The starting point is the linear quadratic regulator, which is well-understood. The linear quadratic regulator is (here \(x\in \mathbb R^n, a\in \mathbb R^k\)) \[\begin{align} \dot x & = Ax + Ba = f(x,a)\\ r(x,a) & = -c(x,a) = -\frac12 x^TQx - \rc2 a^Ta\\ x(0) &= x_0\\ V_t(x,a(\cdot)) &= \int_t^T r(x(t), a(t))\,dt, \quad x(t) = x, \dot x = f(x,a). \end{align}\]

The problem to find the function \(a(t)\) that maximizes \(V_{t}(x,a)\). Especially we care about when \(T\to \iy\). There are two ways to solve this problem:

  1. Use Pontryagrin’s maximal principle to write this as a Hamiltonian system. One can show the optimal control has the form \(a(t) = -P(t)x(t)\). Get a differential equation in \(P(t)\) which is the matrix Riccati equation.

    For infinite-horizon, the optimal control is \(a= -Px\) independent of time. (Reparameterizing \([0,\iy)\) as \((-\iy, 0]\), the solution \(P\) is the limit \(\lim_{t\to \iy}P(-t)\).
  2. Use the Bellman-Jacobi-Hamilton equation. Let \(v(x,t) = \max_{a(\cdot)} V_{t}(x,a(\cdot))\). Then \(v\) satisfies \(v_t + \max_a [r(x,a) + (\nabla_x v)^T f(x,a)]=0\). \(v(x,t)=-x^TK(t)x\) is quadratic in \(x\), \(a\) is linear in \(x\), and we also get a matrix Riccati equation in \(K\).

    For infinite-horizon, reparameterizing \([0,\iy)\) as \((-\iy, 0]\), the solution \(v\) is a steady-state solution, \(\max_a [r(x,a) + (\nabla_x v)^T f(x,a)]=0\).

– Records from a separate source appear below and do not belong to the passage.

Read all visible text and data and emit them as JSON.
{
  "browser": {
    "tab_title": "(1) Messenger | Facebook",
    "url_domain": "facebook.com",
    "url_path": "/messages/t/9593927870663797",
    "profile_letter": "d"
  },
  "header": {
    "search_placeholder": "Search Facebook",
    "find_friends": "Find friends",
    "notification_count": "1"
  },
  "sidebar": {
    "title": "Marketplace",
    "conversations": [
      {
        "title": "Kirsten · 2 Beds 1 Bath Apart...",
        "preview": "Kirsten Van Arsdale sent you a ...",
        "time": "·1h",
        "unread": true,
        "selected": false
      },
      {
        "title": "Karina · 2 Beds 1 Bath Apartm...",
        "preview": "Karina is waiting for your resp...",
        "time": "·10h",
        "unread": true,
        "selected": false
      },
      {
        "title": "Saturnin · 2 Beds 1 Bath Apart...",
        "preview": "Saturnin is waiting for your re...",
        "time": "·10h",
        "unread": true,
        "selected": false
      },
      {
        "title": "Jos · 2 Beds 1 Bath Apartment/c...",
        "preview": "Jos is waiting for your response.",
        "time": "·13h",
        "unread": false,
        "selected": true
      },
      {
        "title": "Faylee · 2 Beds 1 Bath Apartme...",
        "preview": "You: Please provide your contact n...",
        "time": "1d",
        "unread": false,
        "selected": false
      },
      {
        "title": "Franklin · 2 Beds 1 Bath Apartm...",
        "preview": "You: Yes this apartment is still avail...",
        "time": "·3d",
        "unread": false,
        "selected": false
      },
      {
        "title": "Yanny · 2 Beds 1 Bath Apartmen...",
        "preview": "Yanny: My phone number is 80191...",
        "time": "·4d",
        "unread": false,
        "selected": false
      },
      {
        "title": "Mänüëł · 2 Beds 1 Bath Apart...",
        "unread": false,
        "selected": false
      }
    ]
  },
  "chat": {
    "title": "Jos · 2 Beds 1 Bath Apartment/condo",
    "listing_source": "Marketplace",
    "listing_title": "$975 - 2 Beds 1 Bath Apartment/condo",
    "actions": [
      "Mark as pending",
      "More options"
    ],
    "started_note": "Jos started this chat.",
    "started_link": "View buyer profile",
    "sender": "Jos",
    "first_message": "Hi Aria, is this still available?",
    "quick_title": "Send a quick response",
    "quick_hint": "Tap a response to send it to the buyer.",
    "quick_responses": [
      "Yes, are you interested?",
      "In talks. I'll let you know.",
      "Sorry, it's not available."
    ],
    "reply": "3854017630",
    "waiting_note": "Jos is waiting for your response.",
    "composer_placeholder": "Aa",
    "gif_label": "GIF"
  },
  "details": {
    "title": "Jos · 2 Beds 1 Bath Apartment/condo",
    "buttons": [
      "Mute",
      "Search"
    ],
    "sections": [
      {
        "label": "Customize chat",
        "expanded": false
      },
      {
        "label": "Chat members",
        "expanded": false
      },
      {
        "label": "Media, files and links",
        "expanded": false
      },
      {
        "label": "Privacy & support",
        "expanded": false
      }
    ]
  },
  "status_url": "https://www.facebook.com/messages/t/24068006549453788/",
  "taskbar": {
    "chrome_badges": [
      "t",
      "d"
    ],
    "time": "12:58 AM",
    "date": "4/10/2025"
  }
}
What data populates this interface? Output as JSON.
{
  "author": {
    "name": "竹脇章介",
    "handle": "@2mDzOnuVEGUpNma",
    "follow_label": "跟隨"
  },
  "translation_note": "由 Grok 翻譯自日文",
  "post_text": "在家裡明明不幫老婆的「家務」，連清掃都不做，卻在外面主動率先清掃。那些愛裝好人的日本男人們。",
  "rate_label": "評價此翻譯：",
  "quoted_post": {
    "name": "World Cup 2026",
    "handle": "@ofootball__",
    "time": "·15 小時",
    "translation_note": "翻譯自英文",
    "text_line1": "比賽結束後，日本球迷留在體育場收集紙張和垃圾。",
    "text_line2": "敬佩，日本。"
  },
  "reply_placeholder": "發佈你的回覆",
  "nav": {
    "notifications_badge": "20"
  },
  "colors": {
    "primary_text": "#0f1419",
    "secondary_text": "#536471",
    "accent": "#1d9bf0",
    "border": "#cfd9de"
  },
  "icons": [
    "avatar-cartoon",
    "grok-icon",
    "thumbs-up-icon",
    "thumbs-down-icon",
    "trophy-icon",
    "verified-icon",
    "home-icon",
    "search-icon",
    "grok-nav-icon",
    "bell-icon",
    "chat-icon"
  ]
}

We want to generalize \(\rc 2 x^TQx\), e.g. to \(g(x)\). Suppose that \(g\) is convex. In general it’s infeasible to solve for the optimal action (you can only numerically approximate the solution, which is infeasible in high dimension); the question is whether we can find a simple policy \(a\) that approximates the optimal action (e.g. up to a constant factor depending on properties of \(g\)). For example \(a(x)\) could be chosen based on a quadratic approximation of \(g\). For a particular choice of \(a(x)\), the value satisfies \[ -g(x) - \rc2 a^Ta + (\nb_x v)^T f(x,a) = 0 \] and for the optimal choice \(a(x) = B^T(\nb_x v)\) the value satisfies \[ -g(x) + \rc 2 (\nb_x v^*)^T BB^T (\nb_x v^*) + (\nb_x v^*)^T Ax=0 \] We’d have to relate \(v\) and \(v^*\) in some way.

Convex optimization

Fix \(x_1\). Letting actions be \(a_1,a_2,...\) and the recurrence be \(x_{n+1} =Ax_n+Ba_n\) we want

\[\begin{align} &\quad \min_{a_1} [g(x_1) + ||a_1||^2 + \min_{a_2} [g(Ax_1+Ba_1) + ||a_2||^2 + ...]] \\ &= \min_{a_1,...,a_T} g(x_1) + ||a_1||^2 + g(Ax_1+Ba_1) + ||a_2||^2 + g(A^2x_1 + ABa_1 + Ba_2) +... \end{align}\]

and the objective is jointly convex because we are assuming g is convex, and a convex function composed with a linear function is convex.

Re

Optimizing this function in various settings with various algorithms (like alternating minimization) sound pretty plausible given that it’s convex.

The observation above seems to suggest that for any loss function and any dynamics, if we believe that the non-convex optimization can converge to some good minimum, then this whole problem is solved. But of course, in practice, the dynamics and loss function are not known, and we can only observe the state transition and loss value for the state that we have reached.

So the situation here is a bit analogous to the situation we faced for offline optimization v.s. online learning and bandits. Our “offline” case (or full observation case) is tractable and we need to extend this to the “online” or “bandit” case where we don’t know the model (i.e. dynamics). Because the full observation case is tractable, I felt that there are ways to extend it to partial observation case using similar exploration-exploitation intuition in bandit.